FIG. 9 is a drawing-substituting photograph showing a crystal structure, showing RHE of a stabilized zirconia thin film formed on a Si single crystal substrate.
It is an ED image.

FIG. 10 is a drawing substitute photograph showing a crystal structure, wherein Si is
3 is a transmission electron micrograph of a cross section of a stabilized zirconia thin film formed on a single crystal substrate.

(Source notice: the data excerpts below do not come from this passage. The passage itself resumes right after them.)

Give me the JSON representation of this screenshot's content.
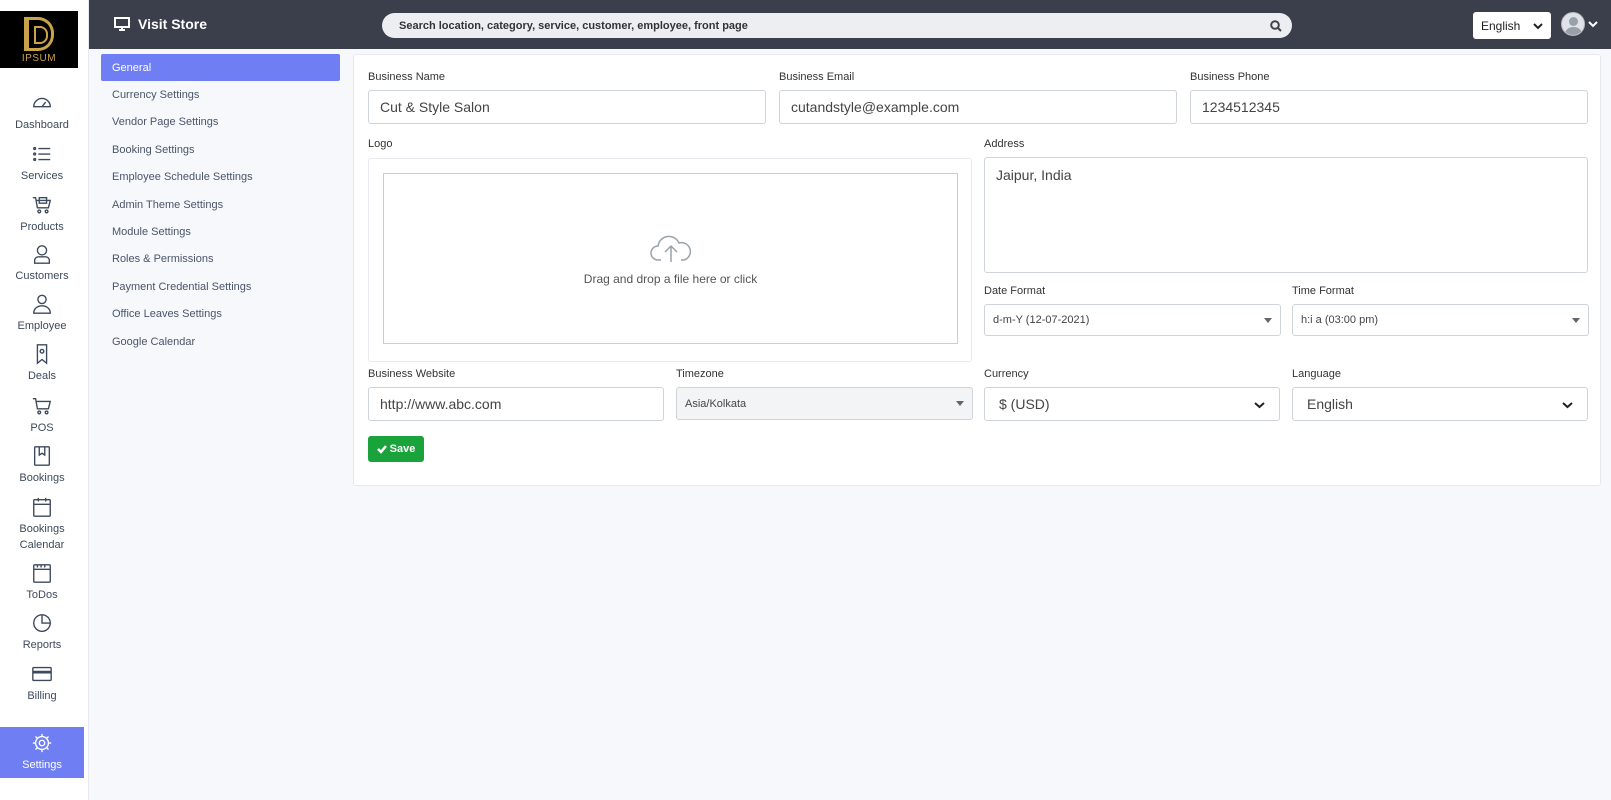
{
  "brand": {
    "logo_text": "IPSUM"
  },
  "sidebar": {
    "items": [
      {
        "label": "Dashboard"
      },
      {
        "label": "Services"
      },
      {
        "label": "Products"
      },
      {
        "label": "Customers"
      },
      {
        "label": "Employee"
      },
      {
        "label": "Deals"
      },
      {
        "label": "POS"
      },
      {
        "label": "Bookings"
      },
      {
        "label": "Bookings Calendar"
      },
      {
        "label": "ToDos"
      },
      {
        "label": "Reports"
      },
      {
        "label": "Billing"
      },
      {
        "label": "Settings",
        "active": true
      }
    ]
  },
  "topbar": {
    "visit_store": "Visit Store",
    "search_placeholder": "Search location, category, service, customer, employee, front page",
    "language": "English"
  },
  "settings_menu": {
    "items": [
      {
        "label": "General",
        "active": true
      },
      {
        "label": "Currency Settings"
      },
      {
        "label": "Vendor Page Settings"
      },
      {
        "label": "Booking Settings"
      },
      {
        "label": "Employee Schedule Settings"
      },
      {
        "label": "Admin Theme Settings"
      },
      {
        "label": "Module Settings"
      },
      {
        "label": "Roles & Permissions"
      },
      {
        "label": "Payment Credential Settings"
      },
      {
        "label": "Office Leaves Settings"
      },
      {
        "label": "Google Calendar"
      }
    ]
  },
  "form": {
    "business_name": {
      "label": "Business Name",
      "value": "Cut & Style Salon"
    },
    "business_email": {
      "label": "Business Email",
      "value": "cutandstyle@example.com"
    },
    "business_phone": {
      "label": "Business Phone",
      "value": "1234512345"
    },
    "logo": {
      "label": "Logo",
      "dropzone_text": "Drag and drop a file here or click"
    },
    "address": {
      "label": "Address",
      "value": "Jaipur, India"
    },
    "date_format": {
      "label": "Date Format",
      "value": "d-m-Y (12-07-2021)"
    },
    "time_format": {
      "label": "Time Format",
      "value": "h:i a (03:00 pm)"
    },
    "business_website": {
      "label": "Business Website",
      "value": "http://www.abc.com"
    },
    "timezone": {
      "label": "Timezone",
      "value": "Asia/Kolkata"
    },
    "currency": {
      "label": "Currency",
      "value": "$ (USD)"
    },
    "language": {
      "label": "Language",
      "value": "English"
    },
    "save_label": "Save"
  },
  "colors": {
    "topbar": "#3b3f4c",
    "accent": "#6f7ef2",
    "save": "#1aa33a"
  }
}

FIG. 11 is an explanatory view showing an example of a vapor deposition apparatus used for forming a laminated thin film of the present invention.

[Explanation of symbols]

 DESCRIPTION OF SYMBOLS 1 Evaporation apparatus 1a Vacuum tank 2 Substrate 3 Holder 4 Rotating shaft 5 Motor 6 Heater 7 Oxidizing gas supply device 8 Nozzle 9 Zr evaporation part 10 Rare earth element evaporation part

──────────────────────────────────────────────────続 き Continued on the front page (51) Int.Cl. ⁷ Identification symbol FI Theme coat ゛ (Reference) H01L 21/8242 H01L 39/02 ZAAB 5F083 21/8247 ZAAD 29/788 27/10 651 29/792 29/78 371 37/02 27/14 K 39/02 ZAA // H01L 27/14 F-term (reference) 4G077 AA03 AA07 BB10 BC41 BC43 BC60 DA02 EC09 ED05 ED06 EF02 EF04 HA05 HA11 HA12 SA04 4M114 AA29 BB05 CC09 4M118 AB01 CA16FCB12 FC18 AA17 5F058 BA20 BD01 BD05 BD18 BF12 BF17 BF20 BJ01 5F083 FR05 GA27 GA30 JA02 JA12 JA13 JA14 JA15 JA17 JA43 JA44 JA45 PR05 PR22

Claims (8)

[Claims] A buffer layer and a perovskite-type oxide thin film grown on the buffer layer, wherein an interface between the buffer layer and the perovskite-type oxide thin film is constituted by a {111} facet plane; Substantially parallel to the facet plane, the cubic, rhombohedral, tetragonal or orthorhombic {110} plane, tetragonal or orthorhombic {101} plane, or orthorhombic of the perovskite oxide thin film $ 01
Stacked thin film with 1｝ plane. 2. The method according to claim 1, wherein the perovskite oxide thin film is
The laminated thin film according to claim 1, which is an alignment film composed of one or two of (100) orientation, (001) orientation, and (010) orientation. 3. The thin film of perovskite oxide,
2. The laminated thin film according to claim 1, which is a (111) single-oriented film. 4. The laminated thin film according to claim 1, wherein said perovskite-type oxide thin film mainly contains lead titanate, lead zirconate or a solid solution thereof. 5. The method according to claim 1, wherein the buffer layer comprises a rare earth element oxide,
The laminated thin film according to any one of claims 1 to 4, comprising zirconium oxide or zirconium oxide in which a part of Zr is substituted with a rare earth element or an alkaline earth element. 6. A rare earth element and an alkaline earth element represented by R
In the buffer layer, the atomic ratio R / (Z
The laminated thin film according to claim 5, wherein (r + R) is 0.2 to 0.75. 7. An underlayer on the opposite side of the perovskite oxide thin film with the buffer layer interposed therebetween, wherein the underlayer replaces part of zirconium oxide or Zr with a rare earth element or an alkaline earth element. Containing zirconium oxide and the rare earth element and the alkaline earth element are represented by R, the atomic ratio R / (Zr + R) in this underlayer
Is smaller than the atomic ratio R / (Zr + R) in the buffer layer. 8. The laminated thin film according to claim 1, wherein the surface is present on a substrate composed of a single crystal of Si (100).